UK scientists have used NASA’s InfraRed Telescope Facility to zoom in on Saturn's Aurorae [credit: Dr Tom Stallard (main) and NASA (inset)]
Spotlight on Saturn's Aurorae
A UK team of researchers have discovered a secondary aurora sparkling on Saturn and also started to unravel the mechanisms that drive the process. Their results show that Saturn’s secondary aurora is much more like Jupiter’s in origin than it is the Earth’s.
Aurorae are caused when charged particles stream along the magnetic field of a planet and into its atmosphere. On Earth these charged particles come from the solar wind – a stream of particles that emanates from the Sun. Variations in the Sun control the frequency and intensity of these beautiful displays that can also herald problems – such as interference with satellite communications and power distribution.
On Jupiter however, the dominant source of particles is its own moons, particularly Io which throws out roughly one tonne of volcanic material every second. Bombarded by sizzling radiation, some of this material is broken down into plasma - a mixture of positive and negative electrically charged particles - and is pulled in Jupiter’s magnetic field. It co-rotates in a sheet of plasma around the planet, but as the particles spread out the magnetic field weakens and this breaks down causing the particles to crash into Jupiter’s atmosphere creating an aurora.
On Saturn, whilst one aurora had been observed, the primary source of the particles was unclear. Tom Stallard of the University of Leicester explains “At Saturn, scientists were unsure whether the aurora was caused by the solar wind or by particles from its own system. When we discovered the second zone of aurorae on Saturn, we realised this aurora, unlike the one already seen on Saturn, was behaving in the same way as Jupiter’s, largely unaffected by the solar wind, dominated by the rotation of the planet.”

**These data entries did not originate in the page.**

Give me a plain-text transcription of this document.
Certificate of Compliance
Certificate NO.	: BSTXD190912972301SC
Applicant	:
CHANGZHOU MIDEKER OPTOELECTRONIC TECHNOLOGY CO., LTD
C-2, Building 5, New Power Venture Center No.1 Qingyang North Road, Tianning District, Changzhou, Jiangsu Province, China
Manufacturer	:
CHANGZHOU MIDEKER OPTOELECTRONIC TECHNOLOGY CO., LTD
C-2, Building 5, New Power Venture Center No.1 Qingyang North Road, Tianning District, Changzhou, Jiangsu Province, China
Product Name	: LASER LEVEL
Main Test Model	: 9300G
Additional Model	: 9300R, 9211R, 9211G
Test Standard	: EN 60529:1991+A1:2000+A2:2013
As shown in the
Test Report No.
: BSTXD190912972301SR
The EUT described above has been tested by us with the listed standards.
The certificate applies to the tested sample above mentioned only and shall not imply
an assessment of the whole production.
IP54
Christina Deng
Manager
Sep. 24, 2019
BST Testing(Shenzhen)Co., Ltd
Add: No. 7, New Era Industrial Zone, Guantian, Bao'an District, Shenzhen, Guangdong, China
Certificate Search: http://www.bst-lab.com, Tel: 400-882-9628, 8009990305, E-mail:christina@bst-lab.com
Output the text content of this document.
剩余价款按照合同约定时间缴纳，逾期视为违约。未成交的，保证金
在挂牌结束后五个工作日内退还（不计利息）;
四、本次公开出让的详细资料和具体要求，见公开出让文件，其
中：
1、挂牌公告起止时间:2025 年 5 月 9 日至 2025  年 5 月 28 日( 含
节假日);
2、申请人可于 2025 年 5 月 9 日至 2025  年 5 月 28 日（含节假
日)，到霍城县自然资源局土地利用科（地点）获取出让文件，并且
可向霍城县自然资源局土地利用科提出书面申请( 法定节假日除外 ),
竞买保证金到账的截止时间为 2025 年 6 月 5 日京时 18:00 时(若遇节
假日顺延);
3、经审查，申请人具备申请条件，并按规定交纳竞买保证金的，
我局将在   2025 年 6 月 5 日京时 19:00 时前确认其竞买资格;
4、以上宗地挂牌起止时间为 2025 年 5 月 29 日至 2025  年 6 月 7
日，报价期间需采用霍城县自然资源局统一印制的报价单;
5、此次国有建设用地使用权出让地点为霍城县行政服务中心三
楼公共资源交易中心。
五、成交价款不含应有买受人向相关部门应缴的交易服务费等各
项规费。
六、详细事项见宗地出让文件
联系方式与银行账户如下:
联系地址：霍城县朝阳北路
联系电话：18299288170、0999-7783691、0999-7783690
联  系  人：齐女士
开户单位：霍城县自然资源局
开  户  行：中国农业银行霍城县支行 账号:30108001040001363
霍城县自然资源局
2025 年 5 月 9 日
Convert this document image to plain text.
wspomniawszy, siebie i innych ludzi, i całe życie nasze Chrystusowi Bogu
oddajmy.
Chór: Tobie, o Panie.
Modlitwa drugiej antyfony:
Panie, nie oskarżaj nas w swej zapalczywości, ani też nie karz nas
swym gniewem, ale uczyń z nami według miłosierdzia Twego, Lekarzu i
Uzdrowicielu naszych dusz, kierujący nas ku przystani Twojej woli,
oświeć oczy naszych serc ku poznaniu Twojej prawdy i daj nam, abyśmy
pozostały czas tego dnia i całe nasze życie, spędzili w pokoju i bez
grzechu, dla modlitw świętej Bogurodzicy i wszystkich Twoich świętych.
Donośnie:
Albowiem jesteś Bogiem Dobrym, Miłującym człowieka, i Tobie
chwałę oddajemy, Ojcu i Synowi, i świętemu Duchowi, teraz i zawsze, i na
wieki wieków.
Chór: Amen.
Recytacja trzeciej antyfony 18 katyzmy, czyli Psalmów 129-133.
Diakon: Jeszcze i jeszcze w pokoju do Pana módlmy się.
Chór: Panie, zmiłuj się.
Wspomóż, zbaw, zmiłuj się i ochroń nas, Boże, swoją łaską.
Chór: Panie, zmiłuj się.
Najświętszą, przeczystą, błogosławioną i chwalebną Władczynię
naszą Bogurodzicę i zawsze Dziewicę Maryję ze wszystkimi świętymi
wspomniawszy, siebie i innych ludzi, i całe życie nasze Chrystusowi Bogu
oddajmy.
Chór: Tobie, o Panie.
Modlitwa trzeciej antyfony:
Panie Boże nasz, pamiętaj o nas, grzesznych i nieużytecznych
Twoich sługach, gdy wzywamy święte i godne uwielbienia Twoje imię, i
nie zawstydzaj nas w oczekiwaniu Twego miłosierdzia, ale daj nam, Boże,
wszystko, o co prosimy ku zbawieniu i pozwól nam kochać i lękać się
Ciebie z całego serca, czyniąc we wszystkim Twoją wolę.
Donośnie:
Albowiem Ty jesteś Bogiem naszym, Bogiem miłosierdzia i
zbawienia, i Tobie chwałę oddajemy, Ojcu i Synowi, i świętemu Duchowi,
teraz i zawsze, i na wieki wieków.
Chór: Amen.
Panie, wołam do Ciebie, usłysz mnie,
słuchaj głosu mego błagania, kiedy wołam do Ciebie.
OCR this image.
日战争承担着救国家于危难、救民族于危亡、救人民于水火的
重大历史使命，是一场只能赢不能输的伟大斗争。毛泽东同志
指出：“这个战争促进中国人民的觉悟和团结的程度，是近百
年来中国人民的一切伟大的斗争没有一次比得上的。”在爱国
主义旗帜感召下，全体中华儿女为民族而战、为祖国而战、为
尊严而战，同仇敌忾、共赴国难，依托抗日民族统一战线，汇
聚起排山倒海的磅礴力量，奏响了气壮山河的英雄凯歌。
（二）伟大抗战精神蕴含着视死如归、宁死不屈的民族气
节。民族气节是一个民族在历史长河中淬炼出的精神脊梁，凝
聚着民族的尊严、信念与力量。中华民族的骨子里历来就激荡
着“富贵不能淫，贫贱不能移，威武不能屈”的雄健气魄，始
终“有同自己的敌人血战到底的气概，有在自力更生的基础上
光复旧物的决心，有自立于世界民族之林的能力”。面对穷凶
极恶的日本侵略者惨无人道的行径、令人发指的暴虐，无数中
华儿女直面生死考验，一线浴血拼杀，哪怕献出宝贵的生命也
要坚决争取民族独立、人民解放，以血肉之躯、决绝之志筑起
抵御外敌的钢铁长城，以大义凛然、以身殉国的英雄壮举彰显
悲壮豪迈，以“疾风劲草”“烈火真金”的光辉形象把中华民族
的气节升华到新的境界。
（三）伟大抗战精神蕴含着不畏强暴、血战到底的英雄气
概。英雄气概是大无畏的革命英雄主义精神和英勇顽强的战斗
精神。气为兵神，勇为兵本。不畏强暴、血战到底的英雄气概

Modelling the aurorae on Jupiter and Saturn shows that both exhibit aurora in the positions where the co-rotation between the planet and its plasma sheet breaks down.
Stan Cowley of the University of Leicester said, “We can now say that some of Saturn’s aurorae are like Jupiter’s and they have a common formation process. Further, our discovery of the secondary aurora on Saturn suggests that we shall also find one on Jupiter within its polar region.”
As well as the measurements from NASA’s InfraRed Telescope Facility in Hawaii used in this research, Saturn’s main aurora has been studied using the Hubble Space Telescope operated by NASA and ESA.